Boas Novas is a Brazilian Christian television network owned by pastor Samuel Câmara. Created in 1993 from the takeover of RBN in Manaus from Grupo Simões, it is headquartered in Manaus.

==History==
In January 1993, the Evangelical Church Assembly of God in Amazonas (IEADAM), led by pastor Samuel Câmara, appeared as a buyer, after the church's pastorate decided to acquire a radio station as a way of expanding its evangelization purposes to a number greater number of people. IEADAM and Grupo Simões negotiated the sale of Rádio Ajuricaba, but attracted by the opportunity to also have a television station, the pastors decided to acquire all the assets, reaching an agreement on January 7. IEADAM was supposed to pay 3.25 million dollars (the equivalent at the time of Cr$45 billion), divided into installments. On January 15, when signing the sales contract, the church made a down payment of 100,000 dollars, and must also pay another installment in the amount of 450,000 in the next 60 days to take definitive control of the vehicles – otherwise, the sale would be canceled, and all the money that had already been paid would be lost – and 24 more installments in subsequent months to complete the transaction. At the time, IEADAM's revenue was less than 300,000 dollars per month, and to complete the necessary amount, the church mobilized hundreds of faithful and members. Several of them pawned assets such as real estate, cars, jewelry and some started selling snacks and clothes on the streets of Manaus.

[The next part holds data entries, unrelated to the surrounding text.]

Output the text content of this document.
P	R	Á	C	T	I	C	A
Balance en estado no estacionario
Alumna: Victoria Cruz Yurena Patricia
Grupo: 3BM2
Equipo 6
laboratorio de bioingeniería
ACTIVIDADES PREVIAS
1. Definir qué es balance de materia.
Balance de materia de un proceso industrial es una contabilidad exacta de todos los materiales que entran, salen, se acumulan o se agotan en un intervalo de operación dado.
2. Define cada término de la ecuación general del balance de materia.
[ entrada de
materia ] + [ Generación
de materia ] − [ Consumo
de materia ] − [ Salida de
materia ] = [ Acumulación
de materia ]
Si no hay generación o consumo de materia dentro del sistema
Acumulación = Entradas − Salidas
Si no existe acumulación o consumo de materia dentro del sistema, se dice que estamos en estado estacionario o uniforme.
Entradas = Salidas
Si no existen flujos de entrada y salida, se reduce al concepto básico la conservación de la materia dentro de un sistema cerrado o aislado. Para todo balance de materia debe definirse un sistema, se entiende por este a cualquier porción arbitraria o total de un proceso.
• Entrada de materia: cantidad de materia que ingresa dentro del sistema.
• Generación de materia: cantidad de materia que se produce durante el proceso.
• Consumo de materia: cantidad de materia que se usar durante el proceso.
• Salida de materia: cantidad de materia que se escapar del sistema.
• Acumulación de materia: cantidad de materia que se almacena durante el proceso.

The church managed to raise the necessary money, and on March 15, 1993, RBN came under the control of the new owners, who paid off the remainder of the purchase in March 1995. The meaning of its acronym was changed, from Rede Brasil Norte to Rede Boas Novas, basically maintaining the same visual identity as the previous administration. Behind the scenes, professionals linked to the old management were fired, with the sole exception of technicians, and were replaced by people linked to the church. The secular programming of RBN and Manchete also underwent significant changes. Times traditionally occupied by film slots such as the Cinema Nacional and Sala VIP now featured local programs aimed at the evangelical community, such as Proclamai, Alfa e Ômega and Nos Bastidores da Igreja.

In 1995, it acquired TV Guajará in Belém, which also attracted Edir Macedo's attention (his plan was to turn it into a Record O&O). Since the Manaus station still had commercial agreements with minor television networks as a secondary affiliate, the network created Jesus Sat in 1995 to deliver a full feed of Christian programming via satellite. This arrangement lasted until 1999, when Boas Novas Manaus and Belém ceased relaying Central Nacional de Televisão, with which they held an affiliation agreement.

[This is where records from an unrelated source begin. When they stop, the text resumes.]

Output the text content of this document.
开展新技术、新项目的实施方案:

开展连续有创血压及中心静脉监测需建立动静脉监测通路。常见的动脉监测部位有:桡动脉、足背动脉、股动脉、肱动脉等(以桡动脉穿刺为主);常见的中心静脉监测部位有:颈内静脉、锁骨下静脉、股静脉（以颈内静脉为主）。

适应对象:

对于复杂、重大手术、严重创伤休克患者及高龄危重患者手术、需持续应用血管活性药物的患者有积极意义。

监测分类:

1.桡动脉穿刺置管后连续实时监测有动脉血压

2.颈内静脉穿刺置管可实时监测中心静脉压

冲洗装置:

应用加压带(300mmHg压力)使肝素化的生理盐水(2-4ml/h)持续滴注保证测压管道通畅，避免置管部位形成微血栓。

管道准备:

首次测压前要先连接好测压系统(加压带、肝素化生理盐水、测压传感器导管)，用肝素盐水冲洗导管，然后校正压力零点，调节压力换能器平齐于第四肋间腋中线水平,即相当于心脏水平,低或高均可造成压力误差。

In April 2010, the mayor of Coari, Arnaldo Mitouso (which had defeated the powerful political group connected to the Assembly of God, through voting in the municipality in 2008), accused the same church and a local pastor (who gave a room in an annex at the building of the TV relay station, in order for Rádio Nova Coari FM to work after the station suffered from a fire, for criticizing the local administration. The mayo criticized the cession of the facilities for the radio station and threatened to take drastic measures against the location and the church's pastor, in case they did not change the location for the radio station's facilities to operate.

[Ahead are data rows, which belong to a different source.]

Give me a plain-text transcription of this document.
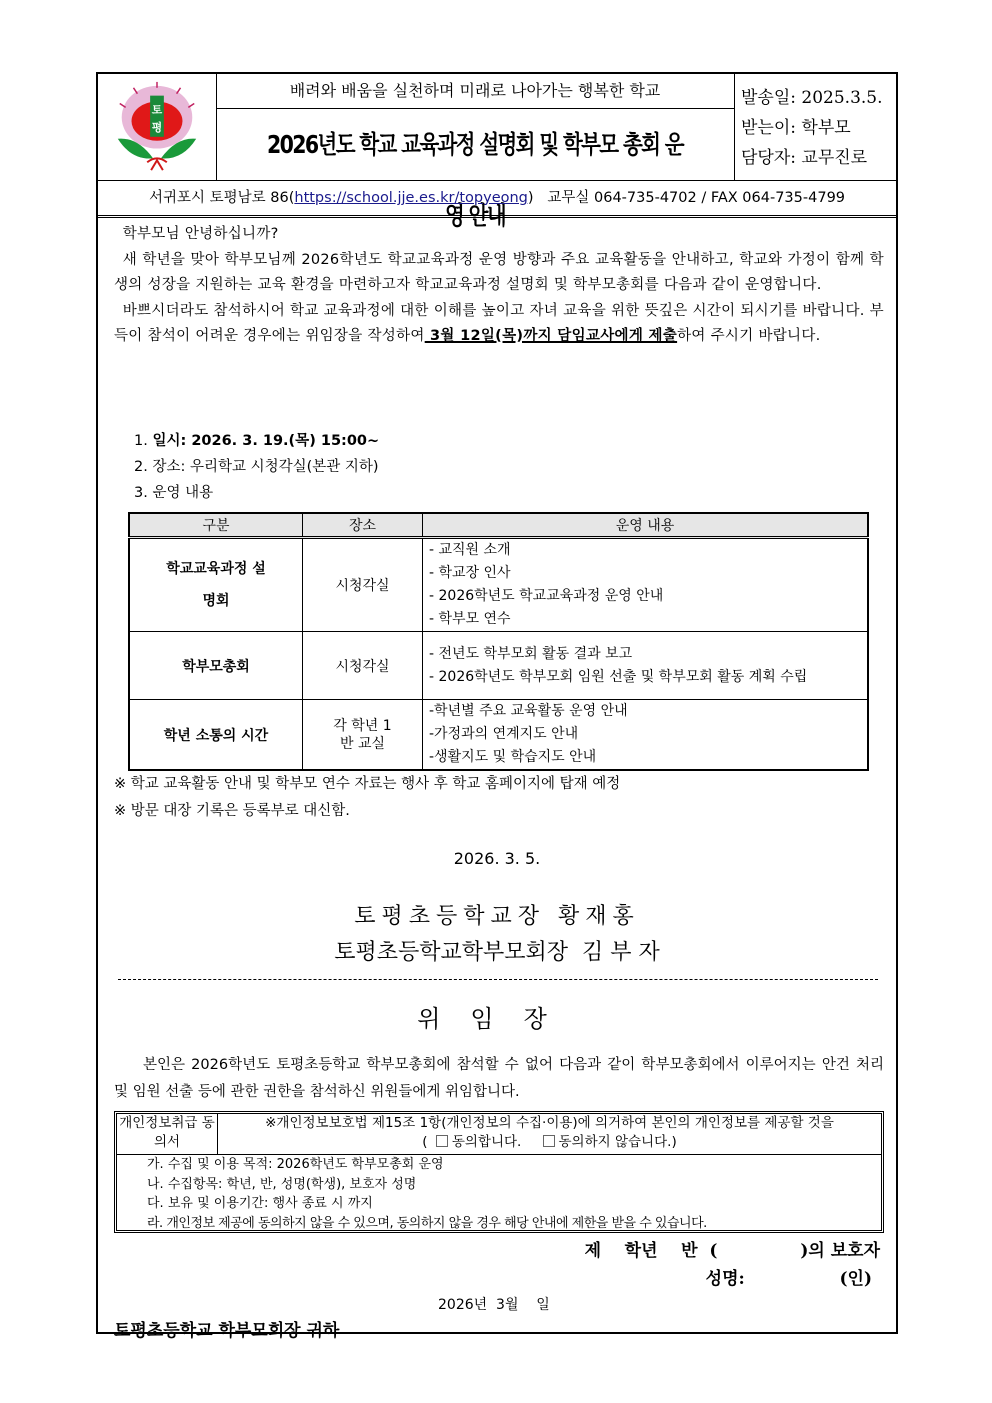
토
평
배려와 배움을 실천하며 미래로 나아가는 행복한 학교
2026년도 학교 교육과정 설명회 및 학부모 총회 운영 안내
발송일: 2025.3.5.
받는이: 학부모
담당자: 교무진로
서귀포시 토평남로 86(https://school.jje.es.kr/topyeong)   교무실 064-735-4702 / FAX 064-735-4799

학부모님 안녕하십니까?

새 학년을 맞아 학부모님께 2026학년도 학교교육과정 운영 방향과 주요 교육활동을 안내하고, 학교와 가정이 함께 학생의 성장을 지원하는 교육 환경을 마련하고자 학교교육과정 설명회 및 학부모총회를 다음과 같이 운영합니다.

바쁘시더라도 참석하시어 학교 교육과정에 대한 이해를 높이고 자녀 교육을 위한 뜻깊은 시간이 되시기를 바랍니다. 부득이 참석이 어려운 경우에는 위임장을 작성하여 3월 12일(목)까지 담임교사에게 제출하여 주시기 바랍니다.

1. 일시: 2026. 3. 19.(목) 15:00~
2. 장소: 우리학교 시청각실(본관 지하)
3. 운영 내용
구분	장소	운영 내용
학교교육과정 설명회	시청각실	- 교직원 소개
- 학교장 인사
- 2026학년도 학교교육과정 운영 안내
- 학부모 연수

학부모총회	시청각실	- 전년도 학부모회 활동 결과 보고
- 2026학년도 학부모회 임원 선출 및 학부모회 활동 계획 수립

학년 소통의 시간	각 학년 1반 교실	-학년별 주요 교육활동 운영 안내
-가정과의 연계지도 안내
-생활지도 및 학습지도 안내
※ 학교 교육활동 안내 및 학부모 연수 자료는 행사 후 학교 홈페이지에 탑재 예정
※ 방문 대장 기록은 등록부로 대신함.
2026. 3. 5.
토평초등학교장 황재홍
토평초등학교학부모회장  김 부 자
위임장
본인은 2026학년도 토평초등학교 학부모총회에 참석할 수 없어 다음과 같이 학부모총회에서 이루어지는 안건 처리 및 임원 선출 등에 관한 권한을 참석하신 위원들에게 위임합니다.
개인정보취급 동의서
※개인정보보호법 제15조 1항(개인정보의 수집·이용)에 의거하여 본인의 개인정보를 제공할 것을
( 동의합니다.	동의하지 않습니다.)
가. 수집 및 이용 목적: 2026학년도 학부모총회 운영
나. 수집항목: 학년, 반, 성명(학생), 보호자 성명
다. 보유 및 이용기간: 행사 종료 시 까지
라. 개인정보 제공에 동의하지 않을 수 있으며, 동의하지 않을 경우 해당 안내에 제한을 받을 수 있습니다.
제    학년    반  (              )의 보호자
성명:                (인)
2026년  3월    일
토평초등학교 학부모회장 귀하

In January 2014, the network resumed airing programs from Valdemiro Santiago's World Church of God's Power.

Rede Boas Novas briefly aired programs from Igreja Apostólica Plenitude do Trono de Deus and also aired those from Rede Portas Abertas. Since November 1, 2016, it started sharing content from Rede Gênesis, owned by Comunidade Evangélica Sara Nossa Terra, enabling an arrangement in which each aired 12 hours of programming on the same frequency. With the partnership, both network claimed 80% coverage. The partnership ended on June 4, 2018.